The fifth trustee was their finical backer, Swami Vishnu Devananda, also known as Vishnudevananda Saraswati, the peace activist, yoga teacher and disciple of Swami Sivananda. Two years later, Saraswati flew a “peace plane” from Boston to Northern Ireland, where he and the actor Peter Sellers went to the Unity flats in Belfast to spread a message of peace and love. “One day it may be possible like a fairy story for everybody in this whole world, not just here, not just anywhere, to live together in peace and happiness,” Sellers said at the time.

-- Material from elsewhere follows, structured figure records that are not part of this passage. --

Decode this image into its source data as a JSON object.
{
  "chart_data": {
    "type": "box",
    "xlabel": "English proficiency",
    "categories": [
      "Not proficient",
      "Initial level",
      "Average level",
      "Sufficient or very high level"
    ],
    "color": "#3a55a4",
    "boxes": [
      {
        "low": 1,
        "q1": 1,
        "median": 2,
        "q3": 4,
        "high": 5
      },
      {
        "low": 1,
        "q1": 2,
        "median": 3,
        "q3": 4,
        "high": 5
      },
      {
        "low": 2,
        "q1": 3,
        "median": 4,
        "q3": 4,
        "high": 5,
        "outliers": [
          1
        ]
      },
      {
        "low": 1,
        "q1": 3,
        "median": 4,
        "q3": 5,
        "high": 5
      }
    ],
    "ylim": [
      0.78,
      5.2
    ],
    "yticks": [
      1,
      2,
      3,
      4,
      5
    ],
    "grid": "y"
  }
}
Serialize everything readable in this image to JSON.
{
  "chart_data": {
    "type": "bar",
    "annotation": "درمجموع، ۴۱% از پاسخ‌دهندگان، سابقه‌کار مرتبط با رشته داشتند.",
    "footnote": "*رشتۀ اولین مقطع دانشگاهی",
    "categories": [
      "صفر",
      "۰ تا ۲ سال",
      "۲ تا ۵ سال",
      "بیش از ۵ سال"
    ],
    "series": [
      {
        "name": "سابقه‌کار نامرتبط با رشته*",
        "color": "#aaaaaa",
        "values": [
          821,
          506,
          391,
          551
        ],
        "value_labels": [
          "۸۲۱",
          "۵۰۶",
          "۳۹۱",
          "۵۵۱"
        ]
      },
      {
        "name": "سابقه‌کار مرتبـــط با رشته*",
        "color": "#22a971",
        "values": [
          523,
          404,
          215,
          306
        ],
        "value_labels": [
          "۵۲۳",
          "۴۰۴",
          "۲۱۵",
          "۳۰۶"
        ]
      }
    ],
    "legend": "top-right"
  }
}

Mr Sivananda's attempt at head-sitting yoga contemplation had to be postponed because of the somewhat rough sea
In north Dublin, the reception wasn’t as welcoming. On October 3rd, it was reported that the Fianna Fáil TD Des Foley had written to the then taoiseach Jack Lynch, “urging him to use every means at his disposal to prevent London hippies establishing a colony on St Patrick’s Island, off Skerries”. This urgency came after a day of activity on the island, as reported in the newspaper on October 1st, 1969.
“A three-man hippy delegation, complete with camp followers, yesterday paid a visit to St Patrick’s Island off Skerries, Co Dublin, which they are considering buying. If the deal goes through, the deserted, rat-infested, 20-acre island, one and a half miles off the Irish coast will be turned into a centre for peace, love and meditation,” the report read. The delegation included Harris and Rawle. “Boatmen in Skerries did a thriving business yesterday as hippies and journalists were ferried over to the island. En route, Mr Sivananda’s attempt at head-sitting yoga contemplation had to be postponed because of the somewhat rough sea, but on the island he obligingly stood on his head for an I.T.N. camera team.”
But the dream of the island commune was not to be. “Hippies Staying Away From Skerries Island”, a headline ran on October 18th. Harris said they had decided against following through with the deal on the basis that the island was too small and had no water. Instead, the group took a lease on a house on Portobello Road in London. Even before that decision was made, Harris’s thoughts were clearly drifting away from the island, and he began planning a three-day hippy pop happening in the Ring of Kerry.
Rawle, meanwhile, who was one of the central figures in the London squatters movement, was drawn back to Ireland, this time to the west coast. John Lennon, who was friends with Rawle, invited him to form a commune on Dorinish, an island he owned in Clew Bay, Co Mayo. That commune lasted from 1970 until 1972.